ADAMUS: Trans duyusal olmak. Başka sözcükler ile ifade edecek olursak, sizin şimdiye kadar yaşadığınız duyusal deneyimler genellikle çok, çok sınırlı oldu ben zamanın yüzde 99'unun zihin ile geçtiğini söyleyebilirim ve zihin hiçbir şekilde duyusal bir araç değil. O duyusallığı taklit edecektir. O hissedişi taklit edecektir. Uzun zamandır söylediğimiz gibi zihin gerçek hisleri taklit etmek için duygu yaratır ama duygular gerçek hisler değildir. Onlar çevresinde enerji barındıran düşüncelerdir ama onlar gerçek hisler değildir.

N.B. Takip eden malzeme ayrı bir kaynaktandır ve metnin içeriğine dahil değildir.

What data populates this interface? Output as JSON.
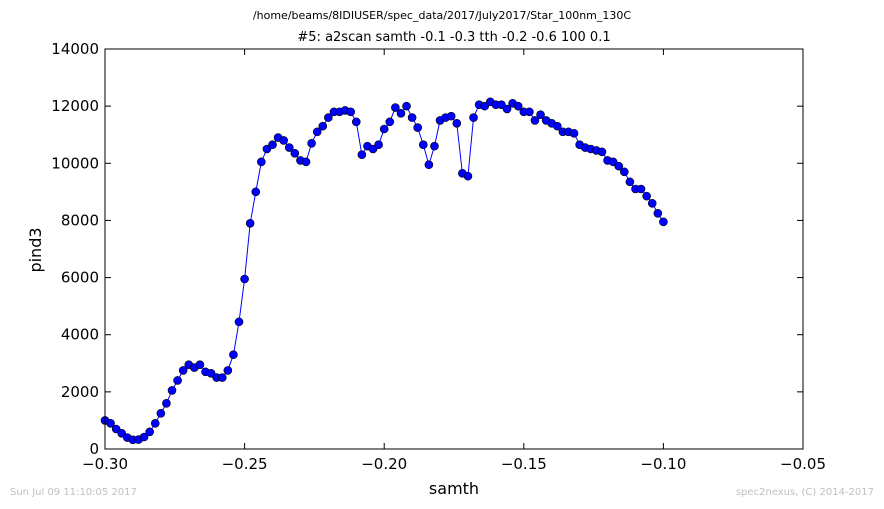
{
  "header": {
    "path": "/home/beams/8IDIUSER/spec_data/2017/July2017/Star_100nm_130C"
  },
  "footer": {
    "timestamp": "Sun Jul 09 11:10:05 2017",
    "credit": "spec2nexus, (C) 2014-2017"
  },
  "chart_data": {
    "type": "line",
    "title": "#5: a2scan  samth -0.1 -0.3  tth -0.2 -0.6  100 0.1",
    "xlabel": "samth",
    "ylabel": "pind3",
    "xlim": [
      -0.3,
      -0.05
    ],
    "ylim": [
      0,
      14000
    ],
    "x_ticks": [
      -0.3,
      -0.25,
      -0.2,
      -0.15,
      -0.1,
      -0.05
    ],
    "x_tick_labels": [
      "−0.30",
      "−0.25",
      "−0.20",
      "−0.15",
      "−0.10",
      "−0.05"
    ],
    "y_ticks": [
      0,
      2000,
      4000,
      6000,
      8000,
      10000,
      12000,
      14000
    ],
    "y_tick_labels": [
      "0",
      "2000",
      "4000",
      "6000",
      "8000",
      "10000",
      "12000",
      "14000"
    ],
    "grid": false,
    "line_color": "#0000ff",
    "marker_color": "#0000ff",
    "series": [
      {
        "x": [
          -0.3,
          -0.298,
          -0.296,
          -0.294,
          -0.292,
          -0.29,
          -0.288,
          -0.286,
          -0.284,
          -0.282,
          -0.28,
          -0.278,
          -0.276,
          -0.274,
          -0.272,
          -0.27,
          -0.268,
          -0.266,
          -0.264,
          -0.262,
          -0.26,
          -0.258,
          -0.256,
          -0.254,
          -0.252,
          -0.25,
          -0.248,
          -0.246,
          -0.244,
          -0.242,
          -0.24,
          -0.238,
          -0.236,
          -0.234,
          -0.232,
          -0.23,
          -0.228,
          -0.226,
          -0.224,
          -0.222,
          -0.22,
          -0.218,
          -0.216,
          -0.214,
          -0.212,
          -0.21,
          -0.208,
          -0.206,
          -0.204,
          -0.202,
          -0.2,
          -0.198,
          -0.196,
          -0.194,
          -0.192,
          -0.19,
          -0.188,
          -0.186,
          -0.184,
          -0.182,
          -0.18,
          -0.178,
          -0.176,
          -0.174,
          -0.172,
          -0.17,
          -0.168,
          -0.166,
          -0.164,
          -0.162,
          -0.16,
          -0.158,
          -0.156,
          -0.154,
          -0.152,
          -0.15,
          -0.148,
          -0.146,
          -0.144,
          -0.142,
          -0.14,
          -0.138,
          -0.136,
          -0.134,
          -0.132,
          -0.13,
          -0.128,
          -0.126,
          -0.124,
          -0.122,
          -0.12,
          -0.118,
          -0.116,
          -0.114,
          -0.112,
          -0.11,
          -0.108,
          -0.106,
          -0.104,
          -0.102,
          -0.1
        ],
        "y": [
          1000,
          900,
          700,
          550,
          400,
          320,
          330,
          420,
          600,
          900,
          1250,
          1600,
          2050,
          2400,
          2750,
          2950,
          2850,
          2950,
          2700,
          2650,
          2500,
          2500,
          2750,
          3300,
          4450,
          5950,
          7900,
          9000,
          10050,
          10500,
          10650,
          10900,
          10800,
          10550,
          10350,
          10100,
          10050,
          10700,
          11100,
          11300,
          11600,
          11800,
          11800,
          11850,
          11800,
          11450,
          10300,
          10600,
          10500,
          10650,
          11200,
          11450,
          11950,
          11750,
          12000,
          11600,
          11250,
          10650,
          9950,
          10600,
          11500,
          11600,
          11650,
          11400,
          9650,
          9550,
          11600,
          12050,
          12000,
          12150,
          12050,
          12050,
          11900,
          12100,
          12000,
          11800,
          11800,
          11500,
          11700,
          11500,
          11400,
          11300,
          11100,
          11100,
          11050,
          10650,
          10550,
          10500,
          10450,
          10400,
          10100,
          10050,
          9900,
          9700,
          9350,
          9100,
          9100,
          8850,
          8600,
          8250,
          7950
        ]
      }
    ]
  }
}
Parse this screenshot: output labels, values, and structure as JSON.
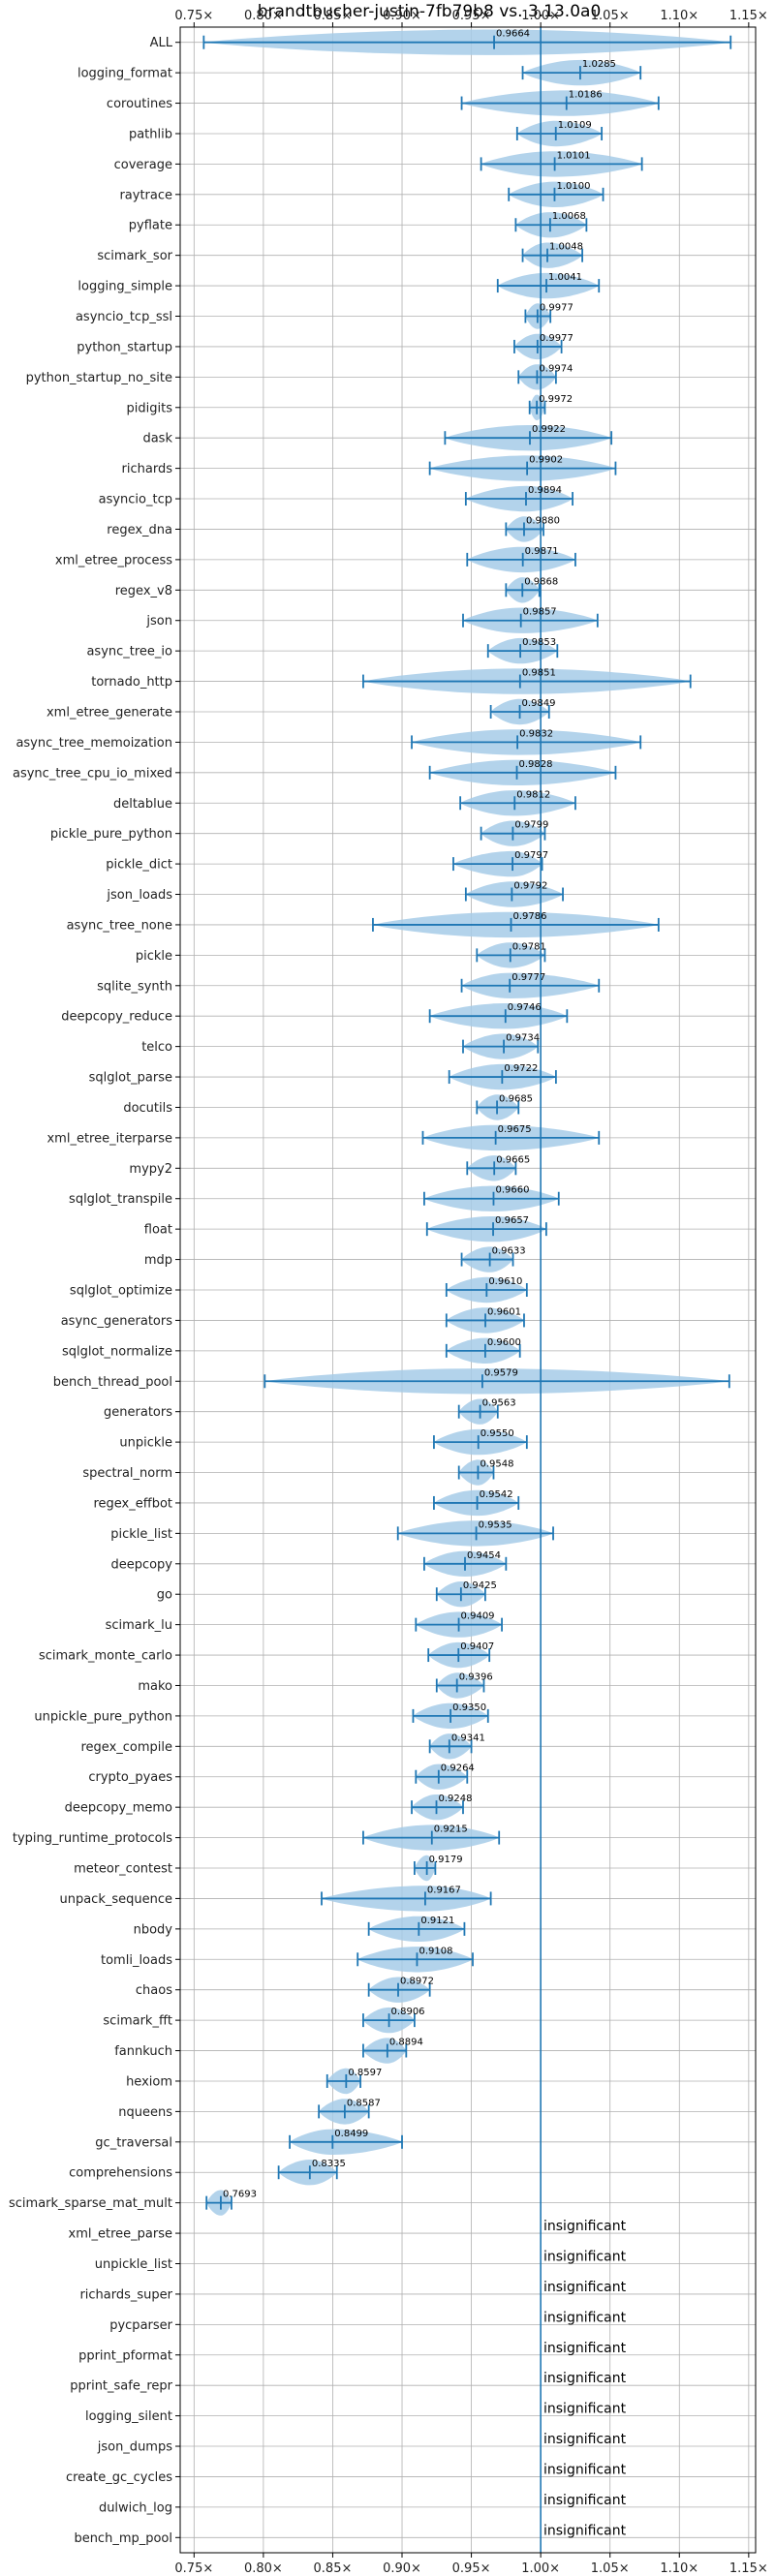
{
  "chart_data": {
    "type": "violin",
    "title": "brandtbucher-justin-7fb79b8 vs. 3.13.0a0",
    "xlabel": "",
    "ylabel": "",
    "xlim": [
      0.74,
      1.155
    ],
    "x_ticks": [
      0.75,
      0.8,
      0.85,
      0.9,
      0.95,
      1.0,
      1.05,
      1.1,
      1.15
    ],
    "x_tick_labels": [
      "0.75×",
      "0.80×",
      "0.85×",
      "0.90×",
      "0.95×",
      "1.00×",
      "1.05×",
      "1.10×",
      "1.15×"
    ],
    "reference_line": 1.0,
    "grid": true,
    "violin_color": "#a6cbe8",
    "line_color": "#1f77b4",
    "benchmarks": [
      {
        "name": "ALL",
        "value": 0.9664,
        "label": "0.9664",
        "min": 0.757,
        "max": 1.137
      },
      {
        "name": "logging_format",
        "value": 1.0285,
        "label": "1.0285",
        "min": 0.987,
        "max": 1.072
      },
      {
        "name": "coroutines",
        "value": 1.0186,
        "label": "1.0186",
        "min": 0.943,
        "max": 1.085
      },
      {
        "name": "pathlib",
        "value": 1.0109,
        "label": "1.0109",
        "min": 0.983,
        "max": 1.044
      },
      {
        "name": "coverage",
        "value": 1.0101,
        "label": "1.0101",
        "min": 0.957,
        "max": 1.073
      },
      {
        "name": "raytrace",
        "value": 1.01,
        "label": "1.0100",
        "min": 0.977,
        "max": 1.045
      },
      {
        "name": "pyflate",
        "value": 1.0068,
        "label": "1.0068",
        "min": 0.982,
        "max": 1.033
      },
      {
        "name": "scimark_sor",
        "value": 1.0048,
        "label": "1.0048",
        "min": 0.987,
        "max": 1.03
      },
      {
        "name": "logging_simple",
        "value": 1.0041,
        "label": "1.0041",
        "min": 0.969,
        "max": 1.042
      },
      {
        "name": "asyncio_tcp_ssl",
        "value": 0.9977,
        "label": "0.9977",
        "min": 0.989,
        "max": 1.007
      },
      {
        "name": "python_startup",
        "value": 0.9977,
        "label": "0.9977",
        "min": 0.981,
        "max": 1.015
      },
      {
        "name": "python_startup_no_site",
        "value": 0.9974,
        "label": "0.9974",
        "min": 0.984,
        "max": 1.011
      },
      {
        "name": "pidigits",
        "value": 0.9972,
        "label": "0.9972",
        "min": 0.992,
        "max": 1.003
      },
      {
        "name": "dask",
        "value": 0.9922,
        "label": "0.9922",
        "min": 0.931,
        "max": 1.051
      },
      {
        "name": "richards",
        "value": 0.9902,
        "label": "0.9902",
        "min": 0.92,
        "max": 1.054
      },
      {
        "name": "asyncio_tcp",
        "value": 0.9894,
        "label": "0.9894",
        "min": 0.946,
        "max": 1.023
      },
      {
        "name": "regex_dna",
        "value": 0.988,
        "label": "0.9880",
        "min": 0.975,
        "max": 1.002
      },
      {
        "name": "xml_etree_process",
        "value": 0.9871,
        "label": "0.9871",
        "min": 0.947,
        "max": 1.025
      },
      {
        "name": "regex_v8",
        "value": 0.9868,
        "label": "0.9868",
        "min": 0.975,
        "max": 0.999
      },
      {
        "name": "json",
        "value": 0.9857,
        "label": "0.9857",
        "min": 0.944,
        "max": 1.041
      },
      {
        "name": "async_tree_io",
        "value": 0.9853,
        "label": "0.9853",
        "min": 0.962,
        "max": 1.012
      },
      {
        "name": "tornado_http",
        "value": 0.9851,
        "label": "0.9851",
        "min": 0.872,
        "max": 1.108
      },
      {
        "name": "xml_etree_generate",
        "value": 0.9849,
        "label": "0.9849",
        "min": 0.964,
        "max": 1.006
      },
      {
        "name": "async_tree_memoization",
        "value": 0.9832,
        "label": "0.9832",
        "min": 0.907,
        "max": 1.072
      },
      {
        "name": "async_tree_cpu_io_mixed",
        "value": 0.9828,
        "label": "0.9828",
        "min": 0.92,
        "max": 1.054
      },
      {
        "name": "deltablue",
        "value": 0.9812,
        "label": "0.9812",
        "min": 0.942,
        "max": 1.025
      },
      {
        "name": "pickle_pure_python",
        "value": 0.9799,
        "label": "0.9799",
        "min": 0.957,
        "max": 1.003
      },
      {
        "name": "pickle_dict",
        "value": 0.9797,
        "label": "0.9797",
        "min": 0.937,
        "max": 1.001
      },
      {
        "name": "json_loads",
        "value": 0.9792,
        "label": "0.9792",
        "min": 0.946,
        "max": 1.016
      },
      {
        "name": "async_tree_none",
        "value": 0.9786,
        "label": "0.9786",
        "min": 0.879,
        "max": 1.085
      },
      {
        "name": "pickle",
        "value": 0.9781,
        "label": "0.9781",
        "min": 0.954,
        "max": 1.003
      },
      {
        "name": "sqlite_synth",
        "value": 0.9777,
        "label": "0.9777",
        "min": 0.943,
        "max": 1.042
      },
      {
        "name": "deepcopy_reduce",
        "value": 0.9746,
        "label": "0.9746",
        "min": 0.92,
        "max": 1.019
      },
      {
        "name": "telco",
        "value": 0.9734,
        "label": "0.9734",
        "min": 0.944,
        "max": 0.998
      },
      {
        "name": "sqlglot_parse",
        "value": 0.9722,
        "label": "0.9722",
        "min": 0.934,
        "max": 1.011
      },
      {
        "name": "docutils",
        "value": 0.9685,
        "label": "0.9685",
        "min": 0.954,
        "max": 0.984
      },
      {
        "name": "xml_etree_iterparse",
        "value": 0.9675,
        "label": "0.9675",
        "min": 0.915,
        "max": 1.042
      },
      {
        "name": "mypy2",
        "value": 0.9665,
        "label": "0.9665",
        "min": 0.947,
        "max": 0.982
      },
      {
        "name": "sqlglot_transpile",
        "value": 0.966,
        "label": "0.9660",
        "min": 0.916,
        "max": 1.013
      },
      {
        "name": "float",
        "value": 0.9657,
        "label": "0.9657",
        "min": 0.918,
        "max": 1.004
      },
      {
        "name": "mdp",
        "value": 0.9633,
        "label": "0.9633",
        "min": 0.943,
        "max": 0.98
      },
      {
        "name": "sqlglot_optimize",
        "value": 0.961,
        "label": "0.9610",
        "min": 0.932,
        "max": 0.99
      },
      {
        "name": "async_generators",
        "value": 0.9601,
        "label": "0.9601",
        "min": 0.932,
        "max": 0.988
      },
      {
        "name": "sqlglot_normalize",
        "value": 0.96,
        "label": "0.9600",
        "min": 0.932,
        "max": 0.985
      },
      {
        "name": "bench_thread_pool",
        "value": 0.9579,
        "label": "0.9579",
        "min": 0.801,
        "max": 1.136
      },
      {
        "name": "generators",
        "value": 0.9563,
        "label": "0.9563",
        "min": 0.941,
        "max": 0.969
      },
      {
        "name": "unpickle",
        "value": 0.955,
        "label": "0.9550",
        "min": 0.923,
        "max": 0.99
      },
      {
        "name": "spectral_norm",
        "value": 0.9548,
        "label": "0.9548",
        "min": 0.941,
        "max": 0.966
      },
      {
        "name": "regex_effbot",
        "value": 0.9542,
        "label": "0.9542",
        "min": 0.923,
        "max": 0.984
      },
      {
        "name": "pickle_list",
        "value": 0.9535,
        "label": "0.9535",
        "min": 0.897,
        "max": 1.009
      },
      {
        "name": "deepcopy",
        "value": 0.9454,
        "label": "0.9454",
        "min": 0.916,
        "max": 0.975
      },
      {
        "name": "go",
        "value": 0.9425,
        "label": "0.9425",
        "min": 0.925,
        "max": 0.96
      },
      {
        "name": "scimark_lu",
        "value": 0.9409,
        "label": "0.9409",
        "min": 0.91,
        "max": 0.972
      },
      {
        "name": "scimark_monte_carlo",
        "value": 0.9407,
        "label": "0.9407",
        "min": 0.919,
        "max": 0.963
      },
      {
        "name": "mako",
        "value": 0.9396,
        "label": "0.9396",
        "min": 0.925,
        "max": 0.959
      },
      {
        "name": "unpickle_pure_python",
        "value": 0.935,
        "label": "0.9350",
        "min": 0.908,
        "max": 0.962
      },
      {
        "name": "regex_compile",
        "value": 0.9341,
        "label": "0.9341",
        "min": 0.92,
        "max": 0.95
      },
      {
        "name": "crypto_pyaes",
        "value": 0.9264,
        "label": "0.9264",
        "min": 0.91,
        "max": 0.947
      },
      {
        "name": "deepcopy_memo",
        "value": 0.9248,
        "label": "0.9248",
        "min": 0.907,
        "max": 0.944
      },
      {
        "name": "typing_runtime_protocols",
        "value": 0.9215,
        "label": "0.9215",
        "min": 0.872,
        "max": 0.97
      },
      {
        "name": "meteor_contest",
        "value": 0.9179,
        "label": "0.9179",
        "min": 0.909,
        "max": 0.924
      },
      {
        "name": "unpack_sequence",
        "value": 0.9167,
        "label": "0.9167",
        "min": 0.842,
        "max": 0.964
      },
      {
        "name": "nbody",
        "value": 0.9121,
        "label": "0.9121",
        "min": 0.876,
        "max": 0.945
      },
      {
        "name": "tomli_loads",
        "value": 0.9108,
        "label": "0.9108",
        "min": 0.868,
        "max": 0.951
      },
      {
        "name": "chaos",
        "value": 0.8972,
        "label": "0.8972",
        "min": 0.876,
        "max": 0.92
      },
      {
        "name": "scimark_fft",
        "value": 0.8906,
        "label": "0.8906",
        "min": 0.872,
        "max": 0.909
      },
      {
        "name": "fannkuch",
        "value": 0.8894,
        "label": "0.8894",
        "min": 0.872,
        "max": 0.903
      },
      {
        "name": "hexiom",
        "value": 0.8597,
        "label": "0.8597",
        "min": 0.846,
        "max": 0.87
      },
      {
        "name": "nqueens",
        "value": 0.8587,
        "label": "0.8587",
        "min": 0.84,
        "max": 0.876
      },
      {
        "name": "gc_traversal",
        "value": 0.8499,
        "label": "0.8499",
        "min": 0.819,
        "max": 0.9
      },
      {
        "name": "comprehensions",
        "value": 0.8335,
        "label": "0.8335",
        "min": 0.811,
        "max": 0.853
      },
      {
        "name": "scimark_sparse_mat_mult",
        "value": 0.7693,
        "label": "0.7693",
        "min": 0.759,
        "max": 0.777
      },
      {
        "name": "xml_etree_parse",
        "label": "insignificant"
      },
      {
        "name": "unpickle_list",
        "label": "insignificant"
      },
      {
        "name": "richards_super",
        "label": "insignificant"
      },
      {
        "name": "pycparser",
        "label": "insignificant"
      },
      {
        "name": "pprint_pformat",
        "label": "insignificant"
      },
      {
        "name": "pprint_safe_repr",
        "label": "insignificant"
      },
      {
        "name": "logging_silent",
        "label": "insignificant"
      },
      {
        "name": "json_dumps",
        "label": "insignificant"
      },
      {
        "name": "create_gc_cycles",
        "label": "insignificant"
      },
      {
        "name": "dulwich_log",
        "label": "insignificant"
      },
      {
        "name": "bench_mp_pool",
        "label": "insignificant"
      }
    ]
  }
}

Sizin gerçek bir duyusal deneyim yaşamanızın üzerinden - ah, bu düzgün oldu (Linda'ya) - o kadar uzun bir zaman geçti ki. Siz yaşadınız zannedebilirsiniz. Siz, "Ahh, ben geçen gece harika seks yaptım." diyebilirsiniz. Bilirsiniz işte, insanlar fiziksel ve zihinsel olarak seks yaparlar; çok, çok az gerçek duyusal hissediş vardır. Çok az. Ve bu arada seks için duyusallık mutlaka gerekli diye bir şey yok. Çoğu insan duyusallığın en yüksek formunun seks olduğunu söyleyecektir ama değildir. O gerçek duyusallığın altında bir şeydir.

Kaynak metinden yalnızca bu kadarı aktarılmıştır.